Der erste Vortrag fokussiert entlang von ersten empirischen Befunden aus Einzelinterviews die Beziehung von Gymnasiallehrpersonen zu besonders leistungsstarken Schüler:innen, wobei insbesondere die Wahrnehmung der Schüler:innen durch die Lehrpersonen als Aspekt pädagogischer Beziehungen herausgearbeitet wird.
Mit Fokus auf Beziehungen an der Hochschule nimmt der zweite Vortrag entlang der Rekonstruktion von Gruppendiskussionen mit Dozierenden deren Orientierungen in Bezug auf Lehramtsstudierende in den Blick. Für die Analyse werden praxeologisch-wissenssoziologische und anerkennungstheoretische Kategorien genutzt, anhand derer die Spezifik der (pädagogischen) Beziehung zwischen Studierenden und Dozierenden sowie die damit einhergehenden professionalisierungsrelevanten Implikationen herausgearbeitet werden.
Stärker theoretisch perspektiviert geht der dritte Vortrag der Frage nach, wie pädagogische Beziehung aus Sicht verschiedener professionstheoretischer Ansätze und insbesondere aus der sich neu etablierenden praxeologisch-wissenssoziologischen Sicht auf Professionalisierung beschrieben werden kann. Unter Berücksichtigung empirischer Befunde aus einer Gruppendiskussionsstudie mit Lehramtsstudierenden wird dabei v.a. die Kategorie der konstituierenden Rahmung hinsichtlich ihrer Anschlussfähigkeit an universitäre Lehrer:innenbildung betrachtet.

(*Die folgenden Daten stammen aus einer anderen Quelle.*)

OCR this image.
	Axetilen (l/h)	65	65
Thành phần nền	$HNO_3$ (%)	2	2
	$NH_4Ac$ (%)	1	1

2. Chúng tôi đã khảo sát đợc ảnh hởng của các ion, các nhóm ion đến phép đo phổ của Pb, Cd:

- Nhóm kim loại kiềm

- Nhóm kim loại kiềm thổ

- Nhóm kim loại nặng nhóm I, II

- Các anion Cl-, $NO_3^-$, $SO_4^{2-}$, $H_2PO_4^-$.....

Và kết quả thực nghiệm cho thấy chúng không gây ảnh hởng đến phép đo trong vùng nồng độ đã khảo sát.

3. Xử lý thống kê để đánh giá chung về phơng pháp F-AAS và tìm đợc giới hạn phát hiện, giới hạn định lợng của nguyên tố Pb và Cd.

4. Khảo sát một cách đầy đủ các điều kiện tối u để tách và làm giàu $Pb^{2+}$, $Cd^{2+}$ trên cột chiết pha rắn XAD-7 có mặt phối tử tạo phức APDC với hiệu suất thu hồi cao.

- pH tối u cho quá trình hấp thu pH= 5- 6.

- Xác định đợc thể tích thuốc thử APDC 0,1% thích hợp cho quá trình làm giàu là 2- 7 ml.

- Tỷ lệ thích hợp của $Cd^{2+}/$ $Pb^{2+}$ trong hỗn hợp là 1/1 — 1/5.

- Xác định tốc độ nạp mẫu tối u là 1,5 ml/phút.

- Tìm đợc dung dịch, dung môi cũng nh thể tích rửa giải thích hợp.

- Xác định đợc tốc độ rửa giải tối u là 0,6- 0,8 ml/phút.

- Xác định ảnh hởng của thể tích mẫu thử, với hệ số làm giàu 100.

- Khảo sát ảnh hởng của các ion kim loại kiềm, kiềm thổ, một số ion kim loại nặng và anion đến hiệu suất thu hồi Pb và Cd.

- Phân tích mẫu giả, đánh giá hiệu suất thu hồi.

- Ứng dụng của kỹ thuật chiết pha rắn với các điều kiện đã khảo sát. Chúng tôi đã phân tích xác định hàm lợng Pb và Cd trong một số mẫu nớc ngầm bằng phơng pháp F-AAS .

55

In der abschließenden übergreifenden Diskussion werden zentrale Ergebnisse der Vorträge zueinander relationiert, methodische Chancen und Grenzen angesprochen und die Ergebnisse vor dem Hintergrund diskutiert, was diese zur näheren Kennzeichnung einer pädagogischen Beziehung beitragen sowie welche Konsequenzen sich daraus für weitere Forschung zu diesem Konzept und für die Gestaltung der Lehrer:innenbildung ergeben.